A recent survey by U.S. Bank revealed that 50 percent of those polled carried cash on them less than half of the time, and, when they did carry cash, almost half had less than $20 in their pockets and a whopping 76 percent carried less than $50.
That can spell trouble for vendors who only accept cash and are competing against concessions, merch tables, and other vendors. A POS option can capture sales by those who don’t have enough cash on hand.
Don’t Forget the Future
Yes, your immediate goal is to sell products during the event, but that doesn’t mean you can’t leverage your time there to build your brand and potentially secure future sales. Offer a variety of ways for concert consumers to gain access to your wares long after the concert by clearly displaying social media handles, obtaining emails for newsletters and mailing lists, handing out business cards with purchase, or offering concert specific promos (e.g., event specific coupons or promo codes that can be redeemed for discounts later).

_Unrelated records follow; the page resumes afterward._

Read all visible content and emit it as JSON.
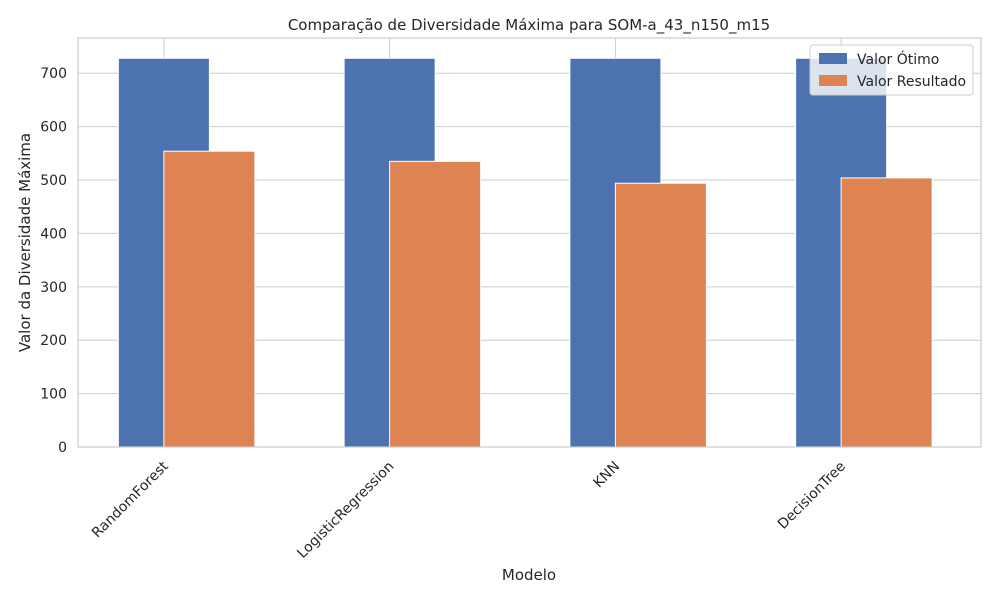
{
  "chart_data": {
    "type": "bar",
    "title": "Comparação de Diversidade Máxima para SOM-a_43_n150_m15",
    "xlabel": "Modelo",
    "ylabel": "Valor da Diversidade Máxima",
    "categories": [
      "RandomForest",
      "LogisticRegression",
      "KNN",
      "DecisionTree"
    ],
    "series": [
      {
        "name": "Valor Ótimo",
        "color": "#4c72b0",
        "values": [
          728,
          728,
          728,
          728
        ]
      },
      {
        "name": "Valor Resultado",
        "color": "#dd8452",
        "values": [
          554,
          535,
          494,
          504
        ]
      }
    ],
    "ylim": [
      0,
      766
    ],
    "yticks": [
      0,
      100,
      200,
      300,
      400,
      500,
      600,
      700
    ],
    "grid": true,
    "legend_position": "top-right"
  }
}
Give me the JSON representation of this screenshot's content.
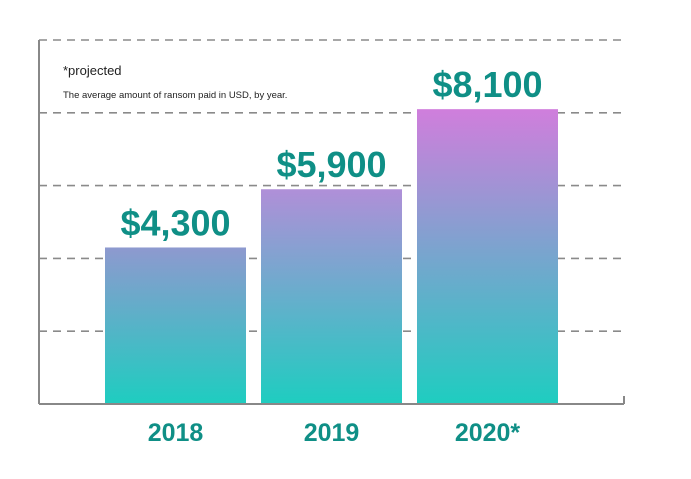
{
  "notes": {
    "projected": "*projected",
    "description": "The average amount of ransom paid in USD, by year."
  },
  "colors": {
    "accent_text": "#0f8f86",
    "bar_top_2018": "#8e99cf",
    "bar_top_2019": "#b08fd8",
    "bar_top_2020": "#d07edc",
    "bar_bottom": "#1ecdc0",
    "gridline": "#8a8a8a",
    "axis": "#888888"
  },
  "chart_data": {
    "type": "bar",
    "categories": [
      "2018",
      "2019",
      "2020*"
    ],
    "values": [
      4300,
      5900,
      8100
    ],
    "value_labels": [
      "$4,300",
      "$5,900",
      "$8,100"
    ],
    "ylim": [
      0,
      10000
    ],
    "grid": true,
    "title": "",
    "xlabel": "",
    "ylabel": ""
  }
}
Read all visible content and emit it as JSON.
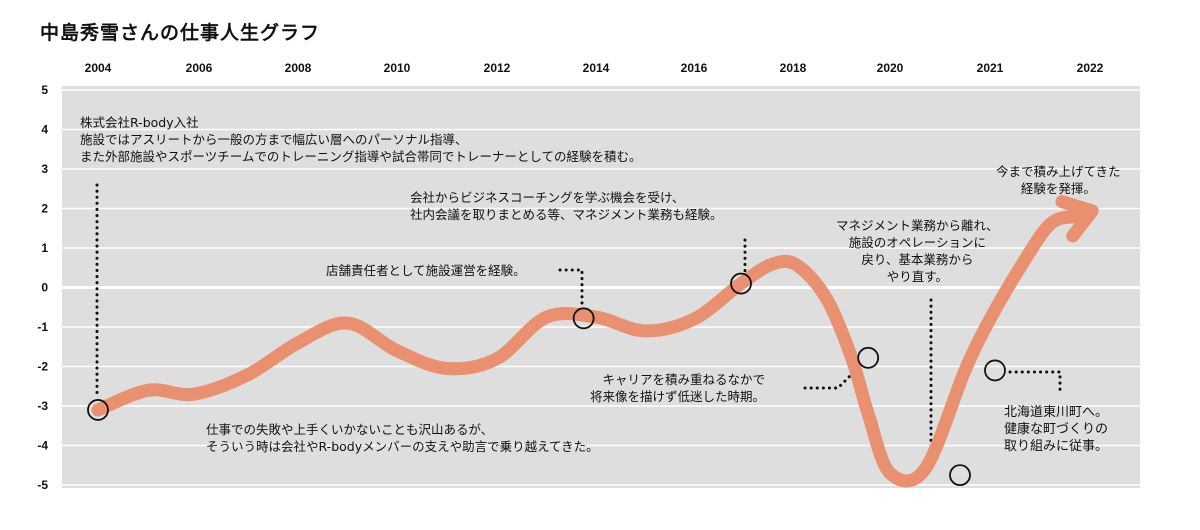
{
  "chart_data": {
    "type": "line",
    "title": "中島秀雪さんの仕事人生グラフ",
    "x_tick_labels": [
      "2004",
      "2006",
      "2008",
      "2010",
      "2012",
      "2014",
      "2016",
      "2018",
      "2020",
      "2021",
      "2022"
    ],
    "y_ticks": [
      5,
      4,
      3,
      2,
      1,
      0,
      -1,
      -2,
      -3,
      -4,
      -5
    ],
    "ylim": [
      -5,
      5
    ],
    "grid": "horizontal",
    "colors": {
      "line": "#E8906F",
      "plot_bg": "#DEDEDE",
      "grid": "#FFFFFF",
      "marker_fill": "#ffffff",
      "marker_stroke": "#111111"
    },
    "curve": {
      "x": [
        2004,
        2005,
        2005.9,
        2007,
        2008,
        2009,
        2010,
        2011,
        2012,
        2013,
        2014,
        2015,
        2016,
        2016.95,
        2017.6,
        2018.1,
        2018.7,
        2019.2,
        2019.55,
        2020,
        2020.35,
        2020.75,
        2021,
        2021.3,
        2021.6,
        2021.85
      ],
      "y": [
        -3.1,
        -2.6,
        -2.7,
        -2.2,
        -1.4,
        -0.9,
        -1.6,
        -2.05,
        -1.8,
        -0.75,
        -0.75,
        -1.1,
        -0.8,
        0.1,
        0.6,
        0.55,
        -0.3,
        -1.75,
        -3.2,
        -4.7,
        -4.6,
        -2.1,
        -0.8,
        0.5,
        1.6,
        1.8
      ]
    },
    "milestones": [
      {
        "x": 2004.0,
        "y": -3.1
      },
      {
        "x": 2013.75,
        "y": -0.78
      },
      {
        "x": 2016.95,
        "y": 0.1
      },
      {
        "x": 2019.55,
        "y": -1.78
      },
      {
        "x": 2020.7,
        "y": -4.75
      },
      {
        "x": 2021.05,
        "y": -2.1
      }
    ],
    "annotations": [
      {
        "id": "a1",
        "lines": [
          "株式会社R-body入社",
          "施設ではアスリートから一般の方まで幅広い層へのパーソナル指導、",
          "また外部施設やスポーツチームでのトレーニング指導や試合帯同でトレーナーとしての経験を積む。"
        ]
      },
      {
        "id": "a2",
        "lines": [
          "仕事での失敗や上手くいかないことも沢山あるが、",
          "そういう時は会社やR-bodyメンバーの支えや助言で乗り越えてきた。"
        ]
      },
      {
        "id": "a3",
        "lines": [
          "店舗責任者として施設運営を経験。"
        ]
      },
      {
        "id": "a4",
        "lines": [
          "会社からビジネスコーチングを学ぶ機会を受け、",
          "社内会議を取りまとめる等、マネジメント業務も経験。"
        ]
      },
      {
        "id": "a5",
        "lines": [
          "キャリアを積み重ねるなかで",
          "将来像を描けず低迷した時期。"
        ]
      },
      {
        "id": "a6",
        "lines": [
          "マネジメント業務から離れ、",
          "施設のオペレーションに",
          "戻り、基本業務から",
          "やり直す。"
        ]
      },
      {
        "id": "a7",
        "lines": [
          "今まで積み上げてきた",
          "経験を発揮。"
        ]
      },
      {
        "id": "a8",
        "lines": [
          "北海道東川町へ。",
          "健康な町づくりの",
          "取り組みに従事。"
        ]
      }
    ]
  }
}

Remember the Little Things
Sometimes it’s the small things that make a big difference: adequate lighting and tables/shelves to properly showcase product, bags for purchased items, and change for those who do use cash. These things may not be at the top of your list but leaving them behind can make your life harder and create a poor customer experience.
Before you head to the venue, account for all the little yet important pieces of a retail and transaction experience.
A concert is an excellent opportunity to get out in front of a new and engaged audience, and many small business owners and artisans find that attendance is well worth the effort. But to maximize your time there, make sure you get a general idea of who is attending (and how many) and what product to bring. And of course, don’t forget the logistical items, like a way to accept funds and all those little extras that make for a smooth shopping experience.